Wednesday, January 28, 2009

i'm not really like this; i'm probably plightless


It's kind of funny how even the smallest things - things that in any other case, to any other person - would be so menial...can trigger the deepest hurt. I've always loved this photograph. This is the photograph that made me fall in love with Annie Leibovitz. It follows me everywhere. Without fail, every semester, someone shows this photograph. And every time, without fail, I feel a little sick. That...kind of tightening in your stomach..that's somewhere between butterflies and nausea...that makes your heart beat strangely and your eyes burn.

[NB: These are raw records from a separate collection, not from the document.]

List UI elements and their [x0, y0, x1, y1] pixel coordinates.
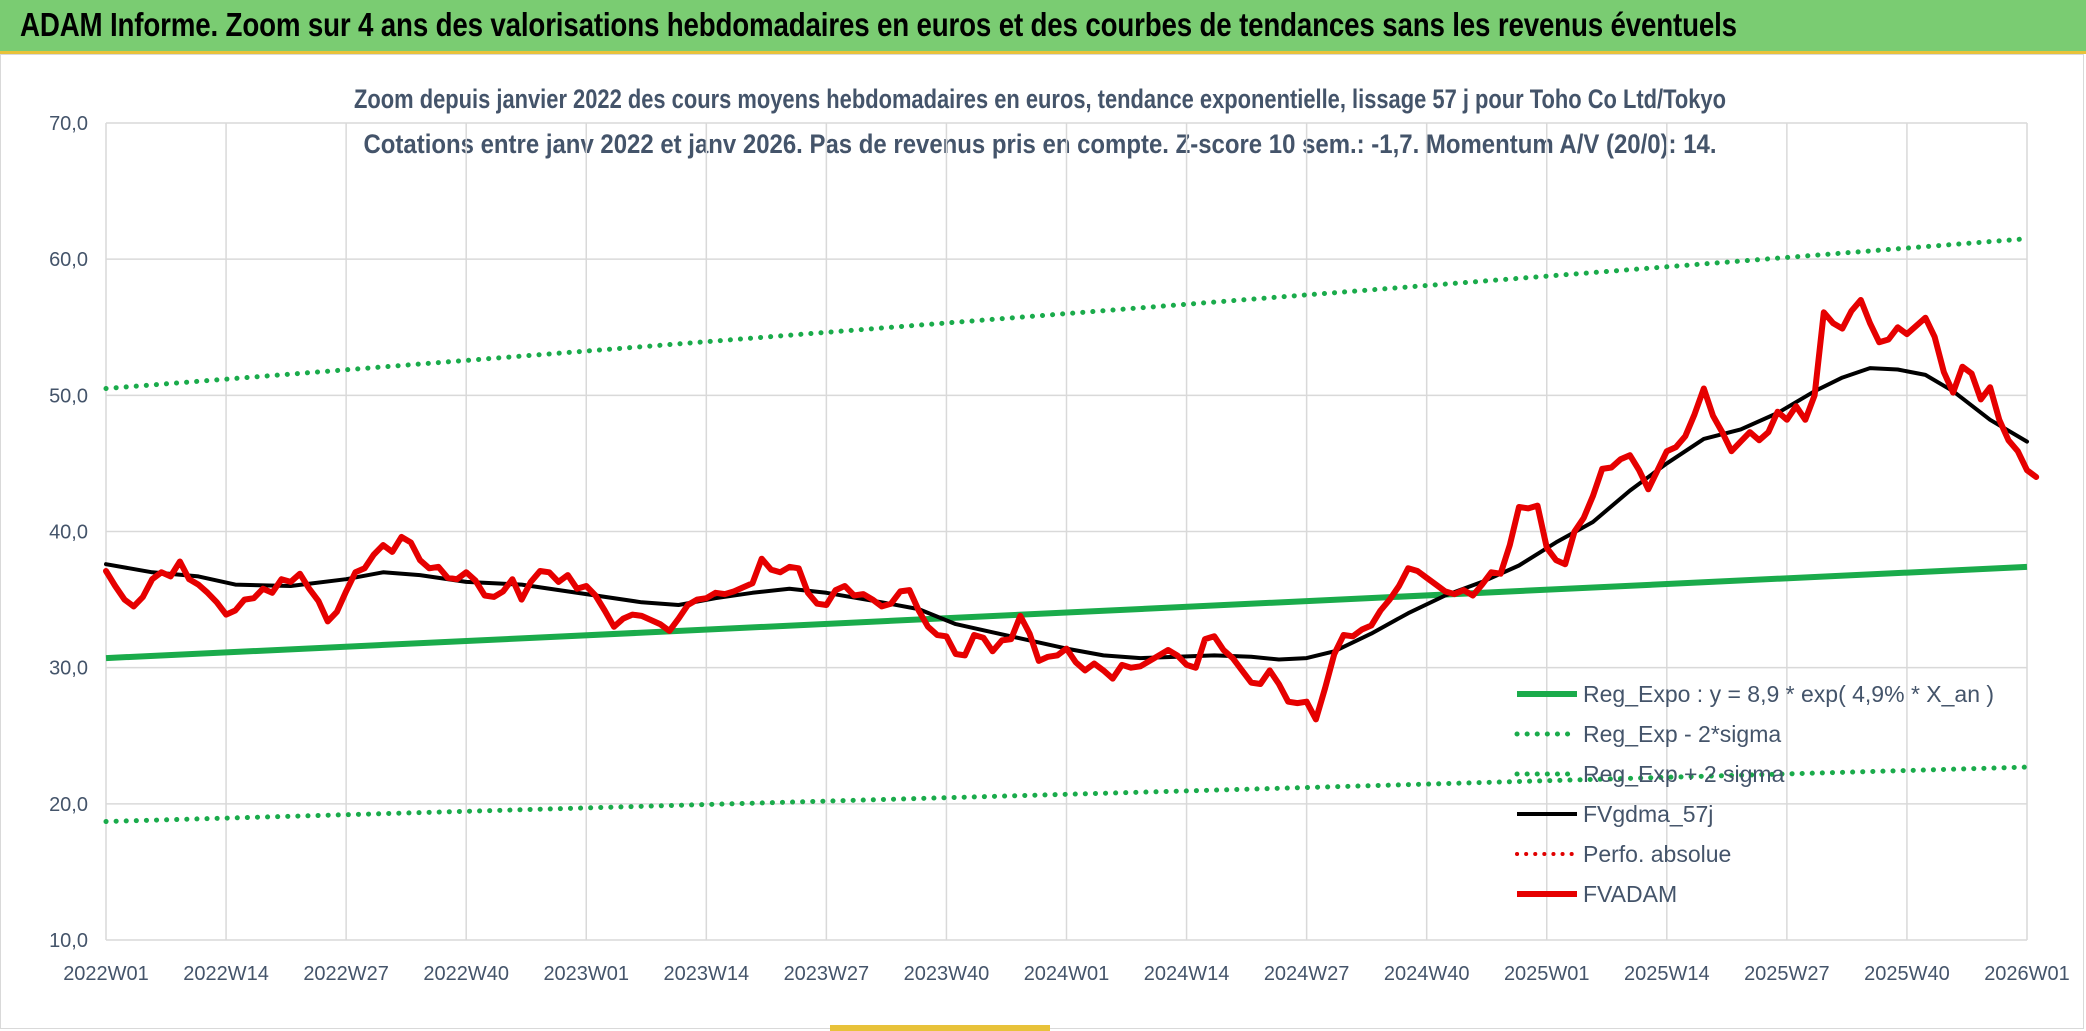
chart-title-line1: Zoom depuis janvier 2022 des cours moyen… — [354, 84, 1726, 114]
x-tick-label: 2022W40 — [423, 963, 509, 985]
header-banner: ADAM Informe. Zoom sur 4 ans des valoris… — [0, 0, 2086, 54]
legend-label-reg: Reg_Expo : y = 8,9 * exp( 4,9% * X_an ) — [1583, 681, 1994, 707]
x-tick-label: 2024W01 — [1024, 963, 1110, 985]
legend-label-plus: Reg_Exp + 2 sigma — [1583, 761, 1785, 787]
x-tick-label: 2022W14 — [183, 963, 269, 985]
bottom-accent — [830, 1025, 1050, 1031]
legend-label-fvadam: FVADAM — [1583, 881, 1677, 907]
x-tick-label: 2022W01 — [63, 963, 149, 985]
legend-label-perfo: Perfo. absolue — [1583, 841, 1731, 867]
y-tick-label: 60,0 — [49, 249, 88, 271]
series-reg-minus-2sigma — [103, 764, 2030, 824]
x-tick-label: 2023W40 — [904, 963, 990, 985]
x-axis: 2022W01 2022W14 2022W27 2022W40 2023W01 2023W… — [63, 963, 2070, 985]
chart-title-line2: Cotations entre janv 2022 et janv 2026. … — [364, 129, 1717, 159]
series-reg-expo — [105, 563, 2028, 662]
legend-label-minus: Reg_Exp - 2*sigma — [1583, 721, 1781, 747]
y-tick-label: 50,0 — [49, 385, 88, 407]
x-tick-label: 2023W14 — [664, 963, 750, 985]
series-fvadam — [103, 297, 2040, 723]
grid — [105, 122, 2028, 941]
y-axis: 10,0 20,0 30,0 40,0 50,0 60,0 70,0 — [49, 113, 88, 952]
y-tick-label: 20,0 — [49, 794, 88, 816]
x-tick-label: 2024W14 — [1144, 963, 1230, 985]
x-tick-label: 2025W27 — [1744, 963, 1830, 985]
x-tick-label: 2024W27 — [1264, 963, 1350, 985]
x-tick-label: 2025W01 — [1504, 963, 1590, 985]
legend-label-fvgdma: FVgdma_57j — [1583, 801, 1713, 827]
x-tick-label: 2025W14 — [1624, 963, 1710, 985]
page-title: ADAM Informe. Zoom sur 4 ans des valoris… — [20, 6, 1737, 43]
legend: Reg_Expo : y = 8,9 * exp( 4,9% * X_an ) R… — [1514, 681, 1994, 907]
x-tick-label: 2025W40 — [1864, 963, 1950, 985]
x-tick-label: 2023W01 — [543, 963, 629, 985]
series-reg-plus-2sigma — [103, 236, 2030, 391]
x-tick-label: 2023W27 — [784, 963, 870, 985]
x-tick-label: 2024W40 — [1384, 963, 1470, 985]
x-tick-label: 2026W01 — [1984, 963, 2070, 985]
series-group — [103, 236, 2040, 824]
y-tick-label: 30,0 — [49, 658, 88, 680]
x-tick-label: 2022W27 — [303, 963, 389, 985]
y-tick-label: 40,0 — [49, 522, 88, 544]
y-tick-label: 10,0 — [49, 930, 88, 952]
y-tick-label: 70,0 — [49, 113, 88, 135]
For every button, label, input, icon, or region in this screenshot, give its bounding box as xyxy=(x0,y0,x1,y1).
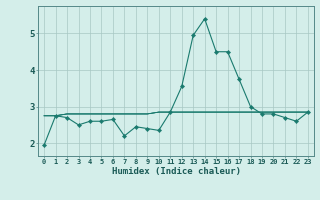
X-axis label: Humidex (Indice chaleur): Humidex (Indice chaleur) xyxy=(111,167,241,176)
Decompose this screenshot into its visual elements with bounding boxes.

Stacey and I have missed the opportunity to ever be like this. 20 years without seeing her face; without ever hearing her voice. Hugs at the airport are awkward. And I've stopped wondering if that will ever go away. It won't. We'll never have a photograph like this. I'll never be in her lap and she'll never have her arms around me. I'll never feel safe enough to just stare at her face and search for the similarities in her features. The best I can hope for is a chunk of time in the afternoon where I can be let to pour over photographs of her when she was little. Somehow it feels so safe to look at pictures of her before she gave birth to me. Maybe because in those photographs - for that split second - there is a fleeting chance that she won't give me away. A fleeting look in her eyes that maybe - maybe she'll keep me. And maybe we'll have this photograph together.

We have the same hair; the same eyes; the same hands. We have the same laugh; we get hiccups when we're hungry; we have the same toes. Our handwriting is impossibly hard to differenciate. And for 20 years I missed it. She made me miss it. I spent 20 years wondering why my hair never fell straight around my face like my family's. 20 years wondering why I could draw and paint and dance - and they could calculate and solve and manage. 20 years of adjusting my laugh to match those of my parents and their families. 20 years of hiding and adjusting and trying to figure out what it was that I had done wrong.

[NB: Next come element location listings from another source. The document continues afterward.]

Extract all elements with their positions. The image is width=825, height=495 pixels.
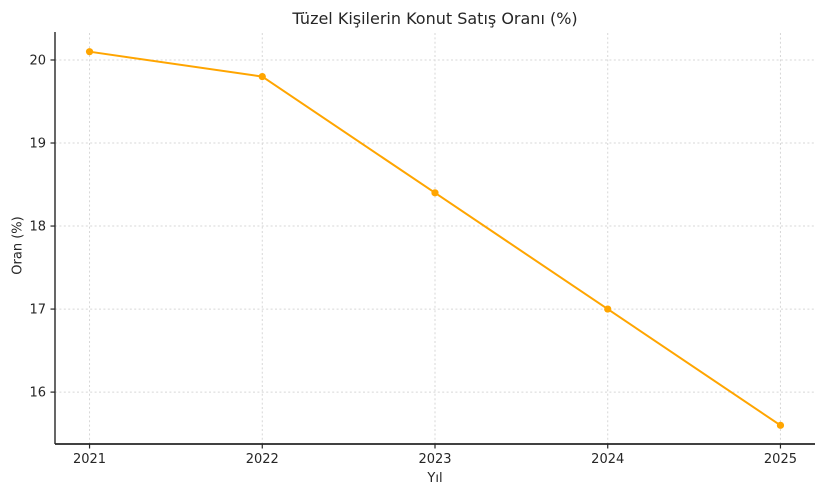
y-tick-label: 20 <box>29 53 46 68</box>
y-tick-label: 16 <box>29 386 46 401</box>
data-point-marker <box>431 189 439 197</box>
x-tick-label: 2025 <box>764 452 797 467</box>
x-tick-label: 2024 <box>591 452 624 467</box>
y-tick-label: 18 <box>29 220 46 235</box>
data-point-marker <box>604 305 612 313</box>
x-tick-label: 2023 <box>418 452 451 467</box>
x-tick-label: 2021 <box>73 452 106 467</box>
x-axis-label: Yıl <box>427 471 443 486</box>
data-point-marker <box>776 421 785 429</box>
y-tick-label: 17 <box>29 303 46 318</box>
data-point-marker <box>85 48 94 56</box>
y-tick-label: 19 <box>29 137 46 152</box>
x-tick-label: 2022 <box>246 452 279 467</box>
y-axis-label: Oran (%) <box>10 216 26 275</box>
chart-title: Tüzel Kişilerin Konut Satış Oranı (%) <box>292 9 578 28</box>
data-point-marker <box>258 72 266 81</box>
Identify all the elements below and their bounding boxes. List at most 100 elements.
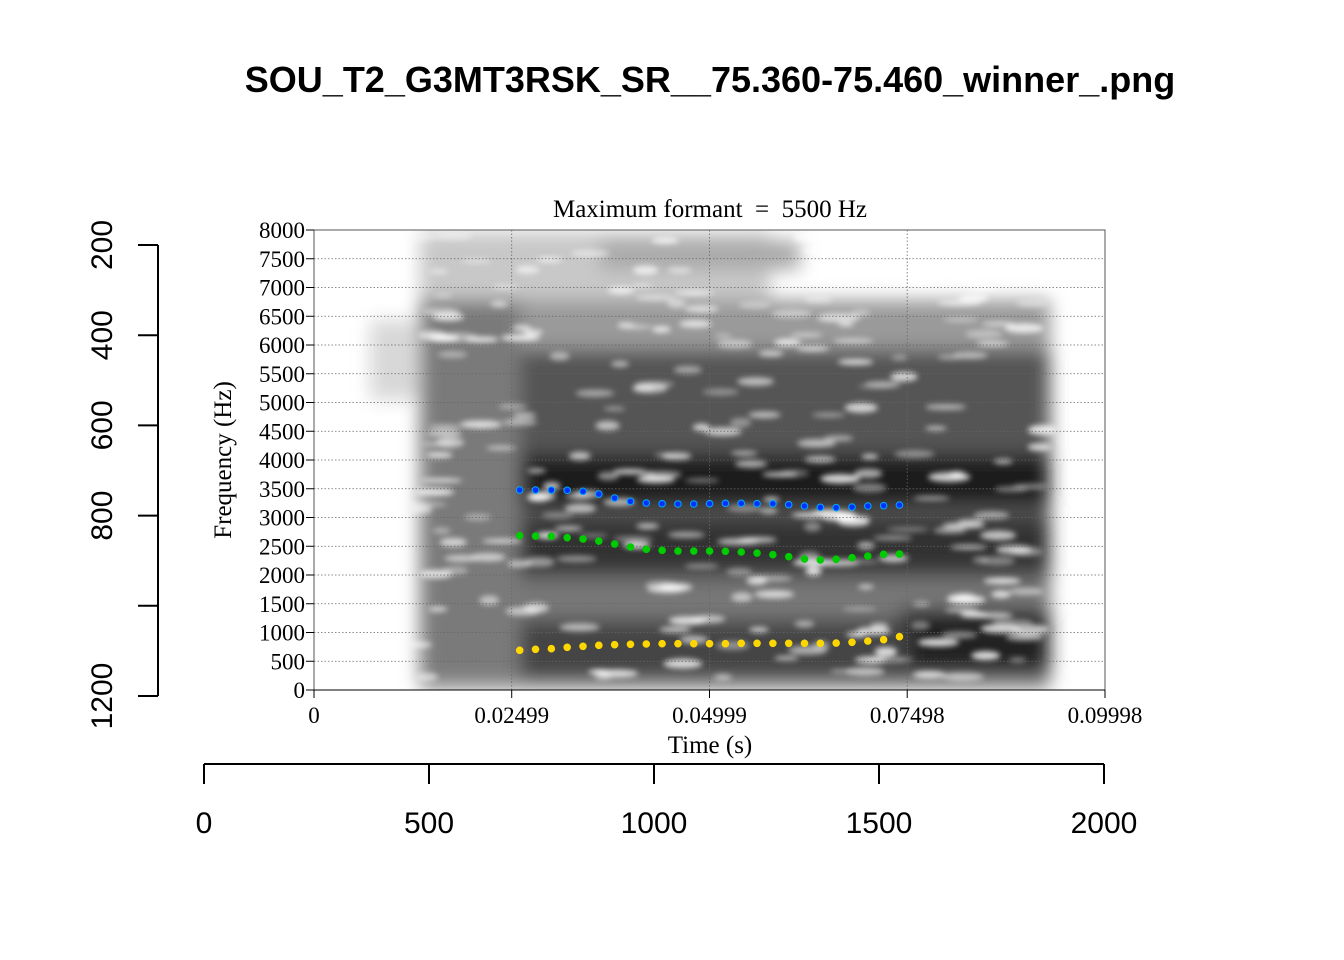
spectrogram-streak [886,527,929,532]
spectrogram-streak [684,305,719,313]
spectrogram-streak [1005,633,1044,641]
spectrogram-streak [805,566,822,576]
spectrogram-streak [980,623,1022,634]
spectrogram-streak [748,411,781,419]
spectrogram-streak [857,384,898,389]
formant-point-f2 [800,555,809,563]
formant-point-f2 [674,547,682,555]
y-tick-label: 4000 [259,448,305,473]
x-tick-label: 0.02499 [474,703,549,728]
spectrogram-streak [912,495,951,501]
y-tick-label: 500 [271,649,306,674]
spectrogram-streak [636,523,660,529]
spectrogram-streak [603,406,626,411]
outer-bottom-tick-label: 500 [404,807,454,840]
outer-bottom-axis: 0 500 1000 1500 2000 [196,763,1137,840]
spectrogram-streak [459,420,502,429]
spectrogram-streak [911,621,931,630]
formant-point-f3 [769,499,777,508]
spectrogram-streak [636,476,676,484]
spectrogram-streak [821,266,853,276]
spectrogram-streak [730,450,758,456]
spectrogram-streak [793,233,818,242]
outer-left-tick-label: 800 [86,491,119,541]
spectrogram-streak [639,470,656,478]
formant-point-f2 [658,546,666,555]
spectrogram-streak [737,536,777,543]
spectrogram-streak [950,544,987,550]
formant-point-f2 [737,548,746,556]
spectrogram-streak [570,250,610,257]
spectrogram-streak [500,334,540,342]
spectrogram-streak [981,321,1016,327]
spectrogram-streak [758,350,784,357]
y-tick-label: 4500 [259,419,305,444]
spectrogram-streak [597,471,620,481]
spectrogram-streak [607,286,635,294]
spectrogram-streak [1009,587,1044,596]
spectrogram-streak [880,270,905,278]
spectrogram-streak [937,269,962,277]
spectrogram-streak [911,231,949,239]
spectrogram-streak [536,257,564,262]
spectrogram-streak [432,312,465,321]
spectrogram-streak [632,384,654,393]
spectrogram-streak [523,329,543,336]
spectrogram-streak [470,553,506,562]
spectrogram-streak [647,584,686,594]
grid-lines [314,230,1105,690]
formant-point-f1 [626,640,635,649]
spectrogram-streak [427,429,463,438]
spectrogram-streak [912,670,946,679]
outer-left-axis: 200 400 600 800 1200 [86,220,159,729]
formant-point-f3 [721,499,730,508]
spectrogram-streak [512,412,537,419]
spectrogram-streak [774,656,799,661]
spectrogram-streak [439,537,467,547]
spectrogram-streak [485,445,517,450]
spectrogram-streak [917,638,960,647]
formant-point-f1 [705,639,714,648]
formant-point-f2 [721,547,730,556]
spectrogram-streak [527,468,547,473]
spectrogram-streak [891,354,908,361]
y-tick-label: 6000 [259,333,305,358]
spectrogram-streak [1004,323,1044,334]
spectrogram-region [515,455,1050,505]
formant-point-f3 [515,486,524,494]
formant-point-f1 [737,639,746,648]
y-tick-label: 5000 [259,391,305,416]
formant-point-f3 [879,501,888,510]
y-tick-label: 1000 [259,621,305,646]
spectrogram-streak [761,472,798,477]
spectrogram-streak [416,673,439,681]
spectrogram-streak [684,478,720,483]
y-tick-label: 5500 [259,362,305,387]
spectrogram-streak [933,527,967,534]
spectrogram-streak [941,522,986,529]
formant-series-f3 [515,486,904,512]
spectrogram-streak [1000,258,1024,264]
spectrogram-streak [837,359,874,365]
spectrogram-streak [578,533,608,538]
spectrogram-streak [803,521,821,532]
spectrogram-streak [982,242,1023,250]
spectrogram-streak [976,612,1013,619]
spectrogram-streak [716,339,753,349]
spectrogram-streak [651,326,671,333]
spectrogram-streak [937,354,962,360]
spectrogram-streak [437,350,468,359]
formant-point-f3 [610,494,619,502]
formant-point-f3 [753,499,761,508]
y-tick-label: 3000 [259,506,305,531]
spectrogram-streak [667,298,686,309]
spectrogram-streak [635,294,676,301]
spectrogram-streak [823,435,854,442]
spectrogram-streak [856,626,891,636]
spectrogram-streak [1027,443,1052,451]
formant-point-f2 [895,550,904,558]
formant-series-f1 [515,632,904,655]
x-tick-label: 0.07498 [870,703,945,728]
formant-point-f1 [563,643,571,652]
spectrogram-streak [944,607,979,613]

I wanted so badly to look like them; to fit in around them. I thought that when I found Stacey I would finally be complete. That she would scoop me in her arms like I was still a child and she would hold me and rock me and cry with me and laugh with me; and she would be my mirror - and I would finally look like someone and laugh like someone and fit in with someone. I would have forgiven her everything. I would have shown her the endless pages I drew as a child, filled with her eyes and her smile: a child's desperate attempt to find her place. I would have told her that everything was okay; that we found each other and now we would both be okay. We both found our place.

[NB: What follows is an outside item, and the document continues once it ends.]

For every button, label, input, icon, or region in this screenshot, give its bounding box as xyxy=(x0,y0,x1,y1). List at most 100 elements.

But everything was ruined. An emotionless, awkward hug - one you might give to that distant cousin, who married your uncle's granfather's sister-in-law - where you lean in and wince and already you wait for it to be over. And it's all elbows and crashing cheeks and you hold the rest of you back, careful not to touch, so your just standing a pace back from where your upper bodies meet. And then it's over. And she turns and says, "the car's this way," and you're just kind of standing there, confused, staring at her back as she starts walking away. And you realize you've seen this once before. And your breath gets trapped in your lungs and your eyes sting and you realize you've been dreaming of this - you've been dreaming of her back as she walks away - for your whole life. And all you want to do is sink to the floor like the bones in your legs have just suddenly disappeared. And you just want to be left alone.

You don't care about your similarities anymore. You don't care that when you look at her you're looking in a mirror. You don't want to hear her laugh or play with her hair. You don't want her to hold you while you stare into each other's eyes and let silent regrets swirl around you like the air you're breathing. You want the air to be still. You want to stop breathing.  And you want Annie Leibovitz to take her photograph and shove it up her ass.